Glenfarg-based Binn Ecopark has hosted a COP26-inspired sustainability workshop in partnership with Design Council, the UK government’s national advisor on design.
The event, attended by representatives from local business, community groups and a range of designers from across the UK, precedes the Council’s Design for Planet Festival being held at V&A Dundee on Tuesday and Wednesday this week.
Leading the visit was Design Council partner and URGE Collective co-founder Sophie Thomas. Following a group tour of Binn Ecopark’s state-of-the-art recycling and resource management facilities, Ms Thomas led a workshop highlighting how end-of-life waste materials can be reutilised in design projects, promoting greater sustainability and closing the loop of circular processes.

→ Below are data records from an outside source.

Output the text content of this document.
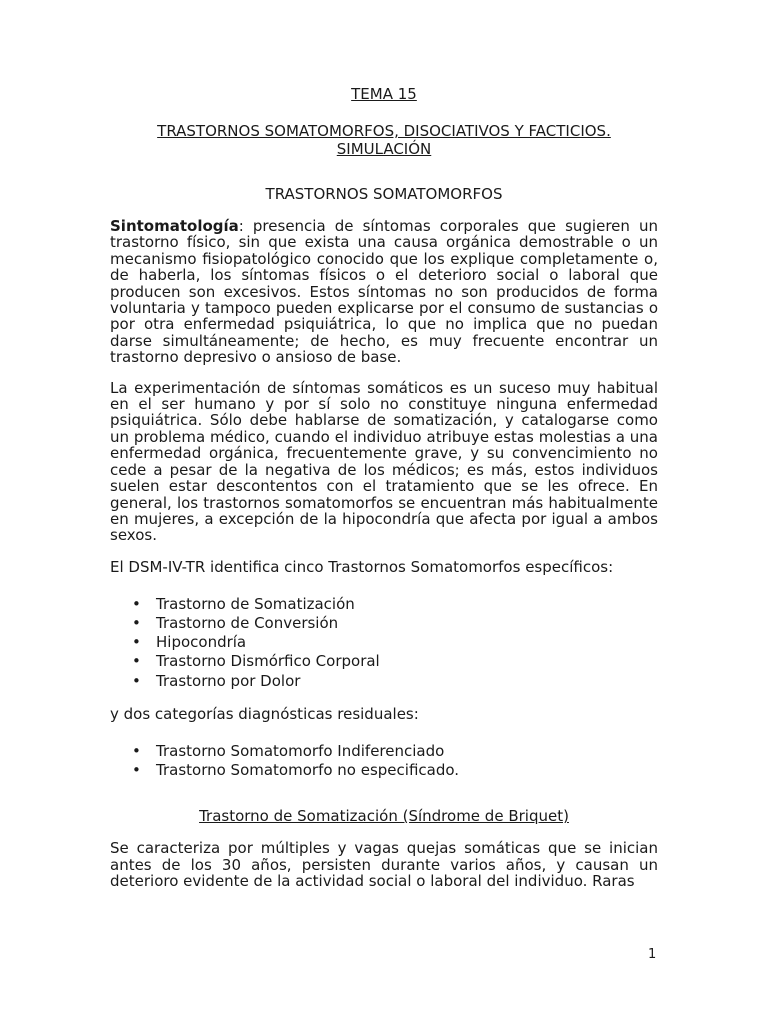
TEMA 15
TRASTORNOS SOMATOMORFOS, DISOCIATIVOS Y FACTICIOS.
SIMULACIÓN
TRASTORNOS SOMATOMORFOS

Sintomatología: presencia de síntomas corporales que sugieren un trastorno físico, sin que exista una causa orgánica demostrable o un mecanismo fisiopatológico conocido que los explique completamente o, de haberla, los síntomas físicos o el deterioro social o laboral que producen son excesivos. Estos síntomas no son producidos de forma voluntaria y tampoco pueden explicarse por el consumo de sustancias o por otra enfermedad psiquiátrica, lo que no implica que no puedan darse simultáneamente; de hecho, es muy frecuente encontrar un trastorno depresivo o ansioso de base.

La experimentación de síntomas somáticos es un suceso muy habitual en el ser humano y por sí solo no constituye ninguna enfermedad psiquiátrica. Sólo debe hablarse de somatización, y catalogarse como un problema médico, cuando el individuo atribuye estas molestias a una enfermedad orgánica, frecuentemente grave, y su convencimiento no cede a pesar de la negativa de los médicos; es más, estos individuos suelen estar descontentos con el tratamiento que se les ofrece. En general, los trastornos somatomorfos se encuentran más habitualmente en mujeres, a excepción de la hipocondría que afecta por igual a ambos sexos.

El DSM-IV-TR identifica cinco Trastornos Somatomorfos específicos:

• Trastorno de Somatización
• Trastorno de Conversión
• Hipocondría
• Trastorno Dismórfico Corporal
• Trastorno por Dolor

y dos categorías diagnósticas residuales:

• Trastorno Somatomorfo Indiferenciado
• Trastorno Somatomorfo no especificado.
Trastorno de Somatización (Síndrome de Briquet)

Se caracteriza por múltiples y vagas quejas somáticas que se inician antes de los 30 años, persisten durante varios años, y causan un deterioro evidente de la actividad social o laboral del individuo. Raras

1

Binn Group is a family run business employing 145 people across its operations in Perthshire. This includes its 200-acre Binn Ecopark. a low-carbon, next generation resource recovery complex. The circular economy site, focused on waste management, renewable energy and low carbon eco-innovation, processes over 500,000 tonnes of material per year with a recycling rate over 90%. The facility also boasts an anaerobic digestion plant, green-waste composting systems, and four wind turbines which form the core of a new private grid project. This will transform power use at the site, with proposals for a private grid connection to support Perth’s low carbon Smart Energy City objectives and benefit the wider community.
Binn Group CEO Allan Macgregor said: “We’re delighted to host this event with the Design Council where we’ve welcomed both local businesses and representatives from across the UK to the Ecopark.
“As a business which is fully committed to reducing waste and growing the circular economy, we’re really pleased to work in partnership with the Design Council to promote this agenda and explore new means of how we can further develop sustainability-focused innovation.”
Commenting on the visit, Design Council Chief Design Officer Cat Drew said: “It’s been amazing to witness the renewable energy production, waste reutilisation, and other sustainability-focused activities underway here at Perthshire’s Binn Eco Park. This facility is world-class and a provides a great example of innovation within the UK’s circular economy. It also compliments the work we’re doing at the Design Council to promote more sustainable practices across the UK design sector.”
Design Council partner Sophie Thomas said: “It’s essential that we reutilise more waste materials within design. With an estimated 80% of the environmental impact of a product getting locked in at the concept design stage, we must put a greater focus on sustainability at the early stages. The use of raw materials used in design account for around 45% of the greenhouse gases we need to eliminate, but preventing waste or retaining material value is rarely in a brief. Working alongside waste management partners like Binn Group to repurpose end-of-waste materials will help ensure we start to design back better.”